Шрифт:
Интервал:
Закладка:
— Кто посрамит?
— Те, кто способен тебя посрамить, а в меня вселить добрый дух надежды и гордости.
— Я вижу, ты что-то задумал…
— Да. Задумал. Я задумал кое-кого так разогреть, чтобы навсегда перестал бояться мороза. Что такое чукча-охотник — теперь знают даже там, за дальними горами! Я слышал, какие хорошие слова говорили в Москве о нас, когда мне давали Звезду. Это знак не только для меня, но и для всех нас…
— Для всех? Тогда и мне дай поносить…
— За что? За то, что капканы твои забиты снегом?
— Другим дай.
— Кто захочет достойный… пусть берет.
— Э, ты знаешь, никто, кроме меня, не попросит.
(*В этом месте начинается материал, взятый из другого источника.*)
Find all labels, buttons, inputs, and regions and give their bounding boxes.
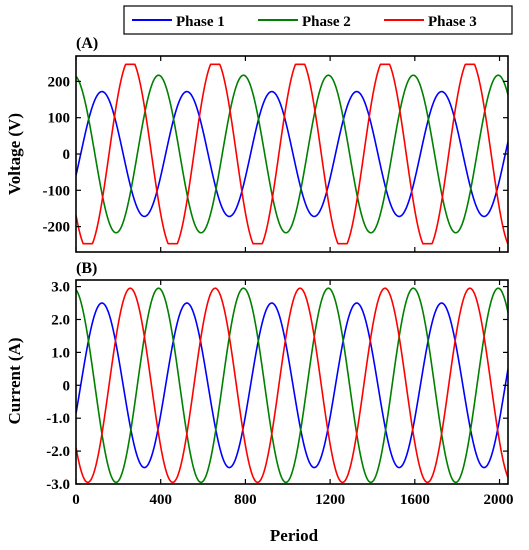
panel-b-x-tick-label: 800 [234, 492, 257, 508]
panel-b-y-tick-label: 3.0 [51, 280, 70, 296]
legend-label-phase-1: Phase 1 [176, 14, 225, 30]
panel-b-frame [75, 279, 509, 485]
panel-a-y-tick-label: 200 [48, 74, 71, 90]
panel-b-y-axis-title: Current (A) [5, 337, 24, 424]
panel-b-y-tick-label: -2.0 [46, 444, 70, 460]
panel-b-y-tick-label: -3.0 [46, 477, 70, 493]
panel-b-x-tick-label: 2000 [484, 492, 514, 508]
panel-b: (B) Current (A) -3.0 -2.0 -1.0 0 1.0 2.0 3.0 0 4… [5, 260, 514, 545]
legend-label-phase-3: Phase 3 [428, 14, 477, 30]
panel-b-plot: -3.0 -2.0 -1.0 0 1.0 2.0 3.0 0 400 800 1200 1600 200… [46, 279, 514, 508]
panel-b-x-tick-label: 400 [149, 492, 172, 508]
panel-b-x-tick-label: 1200 [315, 492, 345, 508]
legend-box [123, 5, 513, 35]
panel-b-x-tick-label: 0 [72, 492, 80, 508]
panel-a-y-axis-title: Voltage (V) [5, 113, 24, 195]
panel-a: (A) Voltage (V) -200 -100 0 100 200 [5, 35, 509, 253]
panel-b-label: (B) [76, 260, 97, 277]
panel-b-series-phase-2 [76, 287, 508, 484]
panel-a-y-tick-label: 100 [48, 111, 71, 127]
panel-a-y-tick-label: -100 [43, 183, 71, 199]
panel-b-y-tick-label: 2.0 [51, 312, 70, 328]
panel-b-x-tick-label: 1600 [400, 492, 430, 508]
panel-a-series-phase-2 [76, 74, 508, 234]
panel-a-series-phase-3 [76, 63, 508, 245]
x-axis-title: Period [270, 526, 319, 545]
legend: Phase 1 Phase 2 Phase 3 [123, 5, 513, 35]
legend-label-phase-2: Phase 2 [302, 14, 351, 30]
panel-b-y-tick-label: 1.0 [51, 345, 70, 361]
panel-a-plot: -200 -100 0 100 200 [43, 55, 509, 253]
panel-b-y-tick-label: 0 [63, 378, 71, 394]
panel-a-y-tick-label: 0 [63, 147, 71, 163]
panel-a-series-phase-1 [76, 90, 508, 218]
panel-a-y-tick-label: -200 [43, 220, 71, 236]
panel-b-series-phase-3 [76, 287, 508, 484]
panel-a-label: (A) [76, 35, 98, 52]
panel-b-series-phase-1 [76, 302, 508, 469]
panel-b-y-tick-label: -1.0 [46, 411, 70, 427]
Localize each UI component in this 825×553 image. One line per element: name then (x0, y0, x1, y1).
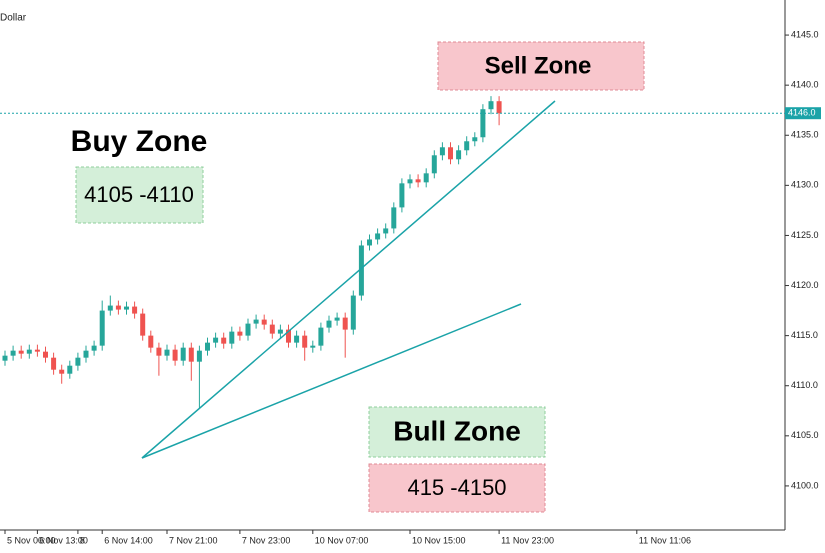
plot (2, 96, 502, 408)
x-tick-label: 8 (80, 535, 85, 545)
candle-body (51, 357, 57, 370)
candle-body (456, 150, 462, 160)
candle-body (342, 317, 348, 330)
y-tick-label: 4145.0 (791, 29, 819, 39)
x-tick-label: 10 Nov 07:00 (315, 535, 369, 545)
candle-body (358, 245, 364, 296)
candle-body (464, 141, 470, 151)
candle-body (67, 365, 73, 374)
y-tick-label: 4125.0 (791, 230, 819, 240)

Постесняются. А вот я надел бы. Медаль, правда, у меня есть, помнишь, еще в войну получил. За хорошую охоту. Как я тогда радовался, что мне воздали почет! Надо бы почистить медаль, чтобы не хуже твоей Звезды блестела. Почищу и нацеплю, чтобы все видели, что я не хуже тебя.
— Лучше иди и почисти свои капканы.
— В кино не успею…
— Уходи из моего дома! Ты мне надоел болтовней. Сколько бы я лишних песцов за всю жизнь поймал, если бы не слушал твою болтовню. Уходи! Мне мало остается пребывать в этом мире. Я должен еще кое-что успеть…
— Что ж, я пойду. Я выведал главное — о чем ты написал письмо в Москву. Теперь весь Тынуп будет об этом говорить.
— Ты не знаешь, о чем я писал. Никогда не поймешь. Уходи!
Пойгин так разволновался, что уронил со стола чашку. Разбилась чашка. Ятчоль медленно натянул кухлянку, постоял у порога, насмешливо наблюдая, как Пойгин собирает черепки. Едва за ним закрылась дверь, Пойгин сам лихорадочно оделся и направился с грозным видом в правление колхоза. Тильмытиль встретил его изумленным взглядом:
— Что случилось? Почему у тебя такое лицо?
— Ты помнишь, как я однажды утащил тебя за руку прямо из школы в тундру? Помнишь, как учил снимать песца?
Тильмытиль задумчиво улыбнулся, вспоминая далекое детство.
— Я все помню.
— Ну, если помнишь… идем в школу, будешь мне помогать.
— В чем? Да ты садись…
— Некогда сидеть. Идем в школу.
— Но там урок.
— Ты вспомни свой урок.
Тильмытиль медленно вышел из-за стола, все с той же усмешкой: он догадывался, чего хочет от него Пойгин.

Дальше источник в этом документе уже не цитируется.